2015-2020: We moved to Vermont, at first Northfield where we rented and continued to care for my mother-in-law until we could no longer manage it ourselves and she needed to be in a memory unit. In 2016, Therese retired, so we could do more traveling while I was still “spry.” We bought and moved intto a very small, energy efficient house near “downtown” Montpelier and, as usual, I gardened extensively and oversaw various renovation projects. I also became quite involved in local civic activity (especially Black Lives Matter, homelessness, affordable housing, migrant rights, Medicare for all, and a range of senior issues, including teaching a course on Aging-in-Place at the Montpelier Senior Activity Center. After the 2016 elections, initially at the request of my son, I wrote & distributed an e-Newsletter, called “Morning Pete,” in which I addressed a range of challenging social and political issues facing the country under the disturbing new Administration and Congressional radical-Republicans; the newsletter grew to a readership of about 100 appreciative friends and family.
We also managed to get in quite a lot of traveling: (2016) in the spring, a month in China including time with 2 of our 6 grandchildren and in the fall we walked the Coast to Coast route across England; (2017) a six week coast-to-coast car trip around the USA with an emphasis on visiting small art museums and birdwatching; (2018) another month in Asia (China, Vietnam, Cambodia) and more time, now with the 3 of our 7 grandkids, the latest one born in Shanghai; (2019) a month (January) in Costa Rica, mostly bird-watching, plus 5 weeks in Japan, which included two major walks and again spending time with our grandkids, as well as 6 weeks in France in Oct-Dec. Of course, as it turned out, it was a good thing we got in so much travel before 2020 and COVID.

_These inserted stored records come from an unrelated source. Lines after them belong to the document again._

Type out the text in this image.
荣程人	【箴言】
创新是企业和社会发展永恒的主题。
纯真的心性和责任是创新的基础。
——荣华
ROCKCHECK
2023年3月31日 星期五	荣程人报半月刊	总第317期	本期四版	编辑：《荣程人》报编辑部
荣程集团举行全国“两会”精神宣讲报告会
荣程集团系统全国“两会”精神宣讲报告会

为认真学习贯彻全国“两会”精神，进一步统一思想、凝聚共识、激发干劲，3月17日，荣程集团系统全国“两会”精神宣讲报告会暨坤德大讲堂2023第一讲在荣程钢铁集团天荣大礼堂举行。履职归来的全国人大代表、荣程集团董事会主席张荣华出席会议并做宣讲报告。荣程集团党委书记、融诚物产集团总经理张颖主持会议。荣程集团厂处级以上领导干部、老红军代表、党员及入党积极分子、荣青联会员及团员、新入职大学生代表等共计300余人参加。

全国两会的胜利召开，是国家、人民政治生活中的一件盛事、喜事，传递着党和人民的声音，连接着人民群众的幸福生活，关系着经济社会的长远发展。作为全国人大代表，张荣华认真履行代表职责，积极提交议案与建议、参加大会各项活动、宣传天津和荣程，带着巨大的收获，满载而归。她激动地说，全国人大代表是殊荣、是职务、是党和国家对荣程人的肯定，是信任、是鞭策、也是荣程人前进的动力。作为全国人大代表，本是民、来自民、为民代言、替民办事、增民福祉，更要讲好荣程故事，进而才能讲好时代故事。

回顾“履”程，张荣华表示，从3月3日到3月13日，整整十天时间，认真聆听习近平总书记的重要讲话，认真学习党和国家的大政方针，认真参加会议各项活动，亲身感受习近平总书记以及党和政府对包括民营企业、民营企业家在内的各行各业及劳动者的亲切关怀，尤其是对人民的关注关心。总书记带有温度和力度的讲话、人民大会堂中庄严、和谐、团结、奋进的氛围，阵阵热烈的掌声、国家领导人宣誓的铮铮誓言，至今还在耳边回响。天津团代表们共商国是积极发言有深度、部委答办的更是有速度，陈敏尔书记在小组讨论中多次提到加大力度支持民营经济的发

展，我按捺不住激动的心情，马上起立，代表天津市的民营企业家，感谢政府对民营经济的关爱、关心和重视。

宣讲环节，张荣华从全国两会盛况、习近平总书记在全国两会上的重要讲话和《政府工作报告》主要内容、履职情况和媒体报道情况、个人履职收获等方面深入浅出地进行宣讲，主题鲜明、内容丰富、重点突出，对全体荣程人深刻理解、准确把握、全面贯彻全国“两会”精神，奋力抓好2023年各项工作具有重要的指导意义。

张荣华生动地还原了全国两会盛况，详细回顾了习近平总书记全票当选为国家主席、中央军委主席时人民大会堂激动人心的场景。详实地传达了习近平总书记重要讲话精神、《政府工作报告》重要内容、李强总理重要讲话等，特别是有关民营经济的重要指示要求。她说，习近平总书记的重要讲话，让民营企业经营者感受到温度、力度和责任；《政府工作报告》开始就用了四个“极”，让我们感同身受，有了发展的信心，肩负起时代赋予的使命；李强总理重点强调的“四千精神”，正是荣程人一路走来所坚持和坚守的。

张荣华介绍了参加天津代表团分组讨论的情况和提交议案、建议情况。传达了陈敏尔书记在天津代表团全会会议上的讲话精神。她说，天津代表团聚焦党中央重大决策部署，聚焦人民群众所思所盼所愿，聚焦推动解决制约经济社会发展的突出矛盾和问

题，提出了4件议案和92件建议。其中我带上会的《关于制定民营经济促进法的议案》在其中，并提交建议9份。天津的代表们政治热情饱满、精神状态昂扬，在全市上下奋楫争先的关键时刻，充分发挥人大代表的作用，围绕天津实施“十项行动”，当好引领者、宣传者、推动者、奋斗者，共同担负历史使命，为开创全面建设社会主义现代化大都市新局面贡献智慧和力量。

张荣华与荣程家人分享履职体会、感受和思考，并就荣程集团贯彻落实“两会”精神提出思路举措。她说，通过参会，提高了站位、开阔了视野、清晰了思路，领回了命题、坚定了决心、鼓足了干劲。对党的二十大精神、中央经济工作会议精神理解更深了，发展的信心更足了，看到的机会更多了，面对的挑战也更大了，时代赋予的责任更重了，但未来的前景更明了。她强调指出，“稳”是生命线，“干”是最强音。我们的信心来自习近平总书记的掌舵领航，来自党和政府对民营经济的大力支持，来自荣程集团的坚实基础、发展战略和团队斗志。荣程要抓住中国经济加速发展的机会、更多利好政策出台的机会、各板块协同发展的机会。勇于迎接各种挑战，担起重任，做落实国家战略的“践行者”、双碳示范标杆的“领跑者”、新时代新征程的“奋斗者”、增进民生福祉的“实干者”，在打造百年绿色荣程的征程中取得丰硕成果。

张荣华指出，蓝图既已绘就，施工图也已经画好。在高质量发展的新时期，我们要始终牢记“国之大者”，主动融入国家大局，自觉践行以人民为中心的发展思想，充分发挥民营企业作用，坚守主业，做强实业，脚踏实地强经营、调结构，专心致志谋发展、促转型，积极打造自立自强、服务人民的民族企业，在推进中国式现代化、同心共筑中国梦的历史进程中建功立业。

2020-present: In February of 2020, I began writing an e-Newsletter for seniors, entitled “Aging Intentionally,” but with the first large-scale breakout of COVID-19 at senior living facilities in Seattle, I realized that this “novel coronavirus” was going to present a major threat to seniors throughout the country. I immediately pivoted to focus the newsletter on the mixed messages and confusion that was rampant during the first couple of months of the pandemic in our country; this ended up having a circulation of more than 600. In June, with a heightened awareness of our own vulnerability, Therese and I realized that our small home (with the only bathroom up a steep flight of stairs to the second floor!) would not be suitable if one of us were to become ill with COVID and, for that matter, as we got older. We also realized that we were going to be spending much more time by ourselves in our tiny home and not traveling much over the next few years. So, in late August we bought a new, much-larger, one-floor home with two full bathrooms, a swimming pool (for my lap-swimming wife), large flat areas for edible gardening, and woods all around us for walking and snow-shoeing. It’s on the other side of town, but still quite close to downtown Montpelier. Of course, I spent the fall overseeing extensive remodeling of the new home.
The unrelenting effects of the pandemic, including so many deaths, heightened our awareness of our mortality, which inspired me to launch two ambitious projects. You all know about the first one: the Zoom Get-Together and related efforts for our class of ‘61 and friends to re-new our contacts and share news of our lives. The second effort is War Babies: a we-moir, an online crowd-sourced effort to capture the stories of our lives. You’re all invited to participate.